In the meantime, here’s one more shot of the Hayward Shoreline as it appeared several weeks ago with the sandpipers, willets and avocets that crowd in to feed upon the bay’s bounty. It’s also worth enlarging to see all those birds.
As for what’s actually still in the future . . .
I hope to finally finish revising a book about language acquisition and teaching in a Chinese university. I think I do have something meaningful to contribute, which I’m hoping will inspire others to do the same, and to reflect upon their own teaching.

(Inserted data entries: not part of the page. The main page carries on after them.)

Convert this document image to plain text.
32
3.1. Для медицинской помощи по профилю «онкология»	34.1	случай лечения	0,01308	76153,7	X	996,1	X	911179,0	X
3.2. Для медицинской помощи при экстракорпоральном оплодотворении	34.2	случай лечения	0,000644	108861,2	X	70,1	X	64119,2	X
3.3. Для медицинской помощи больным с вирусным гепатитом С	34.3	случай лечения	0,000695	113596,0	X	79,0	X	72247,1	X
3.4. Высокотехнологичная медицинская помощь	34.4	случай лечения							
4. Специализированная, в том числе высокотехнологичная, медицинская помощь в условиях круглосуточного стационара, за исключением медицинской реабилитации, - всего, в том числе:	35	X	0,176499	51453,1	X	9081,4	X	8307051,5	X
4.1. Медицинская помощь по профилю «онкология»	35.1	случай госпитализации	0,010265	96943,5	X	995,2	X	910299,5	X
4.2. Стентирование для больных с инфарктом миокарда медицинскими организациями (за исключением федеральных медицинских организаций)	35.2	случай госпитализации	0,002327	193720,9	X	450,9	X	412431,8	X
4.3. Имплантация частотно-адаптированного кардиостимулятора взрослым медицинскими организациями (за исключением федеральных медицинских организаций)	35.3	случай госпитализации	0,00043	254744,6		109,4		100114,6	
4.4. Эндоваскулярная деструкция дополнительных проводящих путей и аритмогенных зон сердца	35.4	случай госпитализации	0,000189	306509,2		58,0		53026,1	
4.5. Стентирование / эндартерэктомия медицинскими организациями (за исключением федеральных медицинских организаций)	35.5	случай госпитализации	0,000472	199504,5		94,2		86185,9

Language, as Professor Irby taught us, can be one of the most divisive forces in human societies. If my ideas can contribute in any way to the many others that increasingly improve language teaching, then it’s worth doing, Babelfish notwithstanding. And if anybody in the neighborhood would like to give me writers-group feedback, you’re invited. Oh for an Inkling!
Well, this message turned out much longer than I’d intended. And I never did get to write about my trip to the Oakland Zoo, or the Chinatown New Year’s parade from early February!! Okay. One gratuitous shot of the crowd at the New Year’s parade.
For almost all my life, I’ve not only been a member of a community, but usually a significant player. Now that I seem to spend most of my life staring at empty rooms, the only community I have left consists of the people on this mailing list, spread out over four continents and associated islands. It would be wonderful if everyone on this list could meet together, though that’s far from likely. Even so, having a community to write to is helping me piece my life back together. So thank you.
And for those outside of China, since I’m no longer there, I’ve found a pretty good alternative for learning the latest about that wonderful and fascinating country — a well-produced YouTube video blog about southern China’s way of life from a foreigner’s perspective. It’s called ADVChina. Here’s a sample. And this is the home page for their channel.
I like to think that I have at least one grand adventure left in me. At this point I’m strong in every way except the unrelenting pain and the excess fat from staying in bed for months at a time. It remains to be seen if my next adventures are physical or virtual or something outside of either. In the meantime, one more picture from Garin Park. To me it seems like a view full of promise.